SURYALAYA. Sudah menjadi agenda akademik rutin, sebelum sarjana Latifah Mubarokiyah Pondok Pesantren Suryalaya Tasikmalaya (IAI dan STIE), baik D3, sarjana, dan pascasarjana di wisuda, mereka harus mengikuti kegiatan pesantren sarjana. Pesantren sarjana dilaksanakan dalam bentuk upgrading kerjasama dengan Lembaga Dakwah Tarekat Qodiriyah Naqsyabandiyah (LDTQN) Pondok Pesantren Suryalaya Tasikmalaya. Pesantren sarjana dilaksanakan di masjid nurul asror Pondok Pesantren Suryalaya dengan menerapkan protokol kesehatan secara ketat. Sebanyak 233 orang peserta mengikuti upgrading dalam 5 gelombang (2-8/10).
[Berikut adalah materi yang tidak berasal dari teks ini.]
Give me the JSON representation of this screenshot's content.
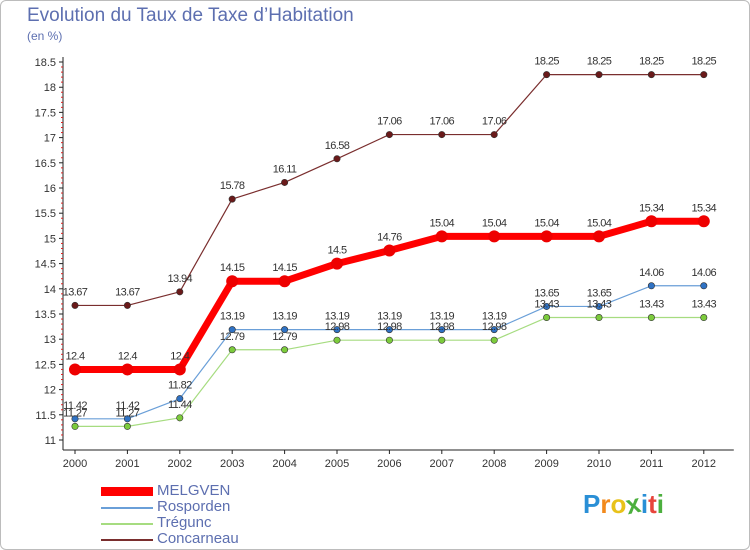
{
  "chart_data": {
    "type": "line",
    "title": "Evolution du Taux de Taxe d’Habitation",
    "unit_label": "(en %)",
    "categories": [
      "2000",
      "2001",
      "2002",
      "2003",
      "2004",
      "2005",
      "2006",
      "2007",
      "2008",
      "2009",
      "2010",
      "2011",
      "2012"
    ],
    "ylim": [
      11,
      18.5
    ],
    "y_ticks": [
      "11",
      "11.5",
      "12",
      "12.5",
      "13",
      "13.5",
      "14",
      "14.5",
      "15",
      "15.5",
      "16",
      "16.5",
      "17",
      "17.5",
      "18",
      "18.5"
    ],
    "grid": false,
    "legend_position": "bottom-left",
    "series": [
      {
        "name": "MELGVEN",
        "color": "#ff0000",
        "point_color": "#ee0000",
        "values": [
          12.4,
          12.4,
          12.4,
          14.15,
          14.15,
          14.5,
          14.76,
          15.04,
          15.04,
          15.04,
          15.04,
          15.34,
          15.34
        ],
        "labels": [
          "12.4",
          "12.4",
          "12.4",
          "14.15",
          "14.15",
          "14.5",
          "14.76",
          "15.04",
          "15.04",
          "15.04",
          "15.04",
          "15.34",
          "15.34"
        ]
      },
      {
        "name": "Rosporden",
        "color": "#6a9fd8",
        "point_color": "#2f72c4",
        "values": [
          11.42,
          11.42,
          11.82,
          13.19,
          13.19,
          13.19,
          13.19,
          13.19,
          13.19,
          13.65,
          13.65,
          14.06,
          14.06
        ],
        "labels": [
          "11.42",
          "11.42",
          "11.82",
          "13.19",
          "13.19",
          "13.19",
          "13.19",
          "13.19",
          "13.19",
          "13.65",
          "13.65",
          "14.06",
          "14.06"
        ]
      },
      {
        "name": "Trégunc",
        "color": "#a6dc80",
        "point_color": "#7ccb3c",
        "values": [
          11.27,
          11.27,
          11.44,
          12.79,
          12.79,
          12.98,
          12.98,
          12.98,
          12.98,
          13.43,
          13.43,
          13.43,
          13.43
        ],
        "labels": [
          "11.27",
          "11.27",
          "11.44",
          "12.79",
          "12.79",
          "12.98",
          "12.98",
          "12.98",
          "12.98",
          "13.43",
          "13.43",
          "13.43",
          "13.43"
        ]
      },
      {
        "name": "Concarneau",
        "color": "#7a2e2e",
        "point_color": "#6a1a1a",
        "values": [
          13.67,
          13.67,
          13.94,
          15.78,
          16.11,
          16.58,
          17.06,
          17.06,
          17.06,
          18.25,
          18.25,
          18.25,
          18.25
        ],
        "labels": [
          "13.67",
          "13.67",
          "13.94",
          "15.78",
          "16.11",
          "16.58",
          "17.06",
          "17.06",
          "17.06",
          "18.25",
          "18.25",
          "18.25",
          "18.25"
        ]
      }
    ]
  },
  "logo": {
    "text": "Proxiti",
    "letters": [
      "P",
      "r",
      "o",
      "x",
      "i",
      "t",
      "i"
    ],
    "colors": [
      "#2a8fd6",
      "#f28a1c",
      "#e8c21a",
      "#4caf3e",
      "#2a8fd6",
      "#e8453c",
      "#4caf3e"
    ]
  }
}
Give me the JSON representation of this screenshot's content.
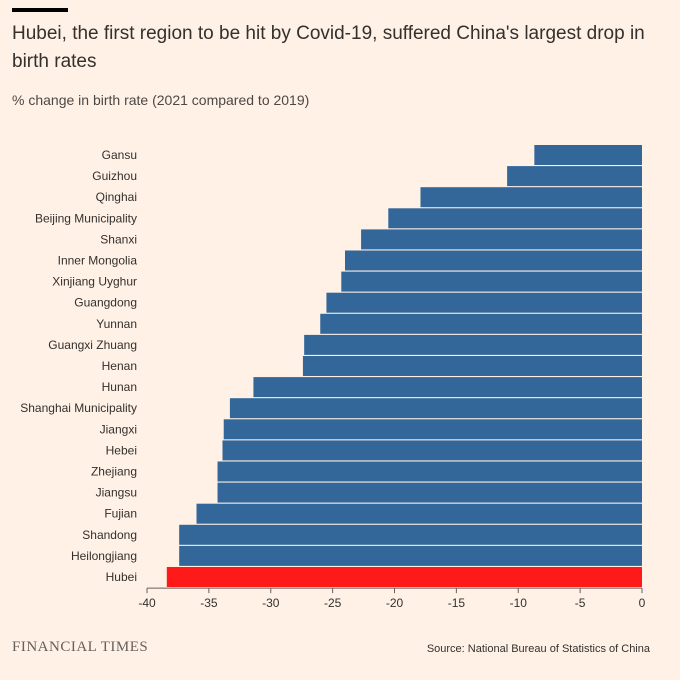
{
  "header": {
    "title": "Hubei, the first region to be hit by Covid-19, suffered China's largest drop in birth rates",
    "subtitle": "% change in birth rate (2021 compared to 2019)"
  },
  "footer": {
    "brand": "FINANCIAL TIMES",
    "source": "Source: National Bureau of Statistics of China"
  },
  "colors": {
    "background": "#fff1e5",
    "bar": "#336699",
    "highlight": "#ff1a1a"
  },
  "chart_data": {
    "type": "bar",
    "orientation": "horizontal",
    "categories": [
      "Gansu",
      "Guizhou",
      "Qinghai",
      "Beijing Municipality",
      "Shanxi",
      "Inner Mongolia",
      "Xinjiang Uyghur",
      "Guangdong",
      "Yunnan",
      "Guangxi Zhuang",
      "Henan",
      "Hunan",
      "Shanghai Municipality",
      "Jiangxi",
      "Hebei",
      "Zhejiang",
      "Jiangsu",
      "Fujian",
      "Shandong",
      "Heilongjiang",
      "Hubei"
    ],
    "values": [
      -8.7,
      -10.9,
      -17.9,
      -20.5,
      -22.7,
      -24.0,
      -24.3,
      -25.5,
      -26.0,
      -27.3,
      -27.4,
      -31.4,
      -33.3,
      -33.8,
      -33.9,
      -34.3,
      -34.3,
      -36.0,
      -37.4,
      -37.4,
      -38.4
    ],
    "highlight": [
      "Hubei"
    ],
    "xlim": [
      -40,
      0
    ],
    "xticks": [
      -40,
      -35,
      -30,
      -25,
      -20,
      -15,
      -10,
      -5,
      0
    ],
    "grid": false
  }
}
Acara dibuka ketua umum LDTQN Pondok Pesantren Suryalaya Pusat, Dr. M. Kodir, MSi. Dihadiri ketua panitia upgrading, Agus Samsul Bassar, M.M.Pd.. ketua prodi, dosen di lingkungan Latifah Mubarokiyah, dan para pendamping kegiatan.

Dr. M. Kodir, Msi saat membuka Acara

Dalam sambutannya, Kodir mengatakan kegiatan pesantren sarjana ini merupakan bentuk finishing toch dari civitas akademik untuk para calon alumni. “Dalam istilah furniture, pesantren sarjana menjadi finishing touch (sentuhan terakhir) sebelum para alumni terjun di masyarakat”, ungkapnya.

Menurutnya menjadi sarjana Latifah Mubarokiyah harus memiliki distingsi (derajat perbedaaan) yang unggul dibanding lulusan perguruan tinggi yang lain. Kelebihan tersebut harus diwujudkan bukan hanya dalam bentuk kompetensi akademik, tetapi kualitas akhlak dan ibadah. “Insya Allah dengan kegiatan upgrading ini para peserta pesantren sarjana akan dibekali tentang ilmu dan amaliah Tarekat Qodiriyah Naqsyabandiyah Pondok Pesantren Suryalaya, mulai dari zikir, khataman, manakib, salat-salat sunnat, dan yang lainnya”, pungkasnya.